O ataque começa com um e-mail de phishing que leva a vítima a clicar em um link malicioso. Isso aciona duas falhas no Chrome que permitem rodar código dentro do navegador e escapar da área isolada de segurança (sandbox). Em seguida, uma falha no Windows dá acesso privilegiado ao sistema, permitindo instalar malwares de espionagem e roubo de senhas.

O caso chamou atenção porque a falha do Chrome já havia sido corrigida no código-fonte aberto do Chromium em 7 de agosto, mas só chegou à versão estável do navegador em 3 de setembro — quase quatro semanas de espera conhecida como "patch gap". Pesquisadores da Proofpoint suspeitam que ferramentas de inteligência artificial tenham ajudado os criminosos a analisar a correção publicada e recriar a falha original antes que o reparo chegasse aos usuários comuns, um processo que antes exigia muito mais tempo e conhecimento técnico especializado.

Quem é afetado

Até agora, os alvos identificados são organizações específicas, não o público em geral: contratantes de defesa e ONGs nos Estados Unidos, além de agências de governo, empresas de mineração, comércio, financeiras e de manufatura no Sudeste Asiático, incluindo Indonésia, Singapura e Vietnã. Não há indício de que usuários domésticos tenham sido alvo direto até o momento.
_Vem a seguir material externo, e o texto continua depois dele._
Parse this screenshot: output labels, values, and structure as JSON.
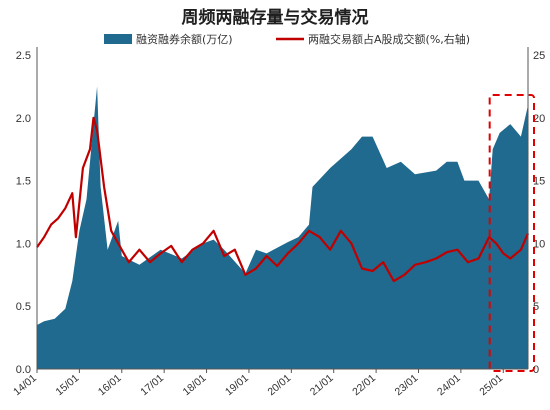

Ainda assim, o episódio serve de alerta geral: qualquer pessoa que use Chrome ou Windows desatualizados fica exposta a variações futuras do mesmo tipo de ataque, já que o código do exploit pode circular ou inspirar outros grupos.

O que fazer agora

  • Mantenha o Chrome e o Windows sempre atualizados, ativando atualizações automáticas em vez de adiar reinícios;
  • Verifique manualmente a versão do Chrome em Configurações > Sobre o Chrome para confirmar que está na versão mais recente;
  • Desconfie de e-mails com links inesperados, mesmo que pareçam vir de contatos ou empresas conhecidas — é assim que o ataque começa;
  • Empresas e organizações devem monitorar tráfego de rede incomum e reforçar autenticação multifator, já que o kit também rouba credenciais;
  • Se sua organização for contratante de governo, ONG ou atua em setores como defesa, mineração ou finanças no Sudeste Asiático, considere alertar a equipe de TI sobre essa campanha específica.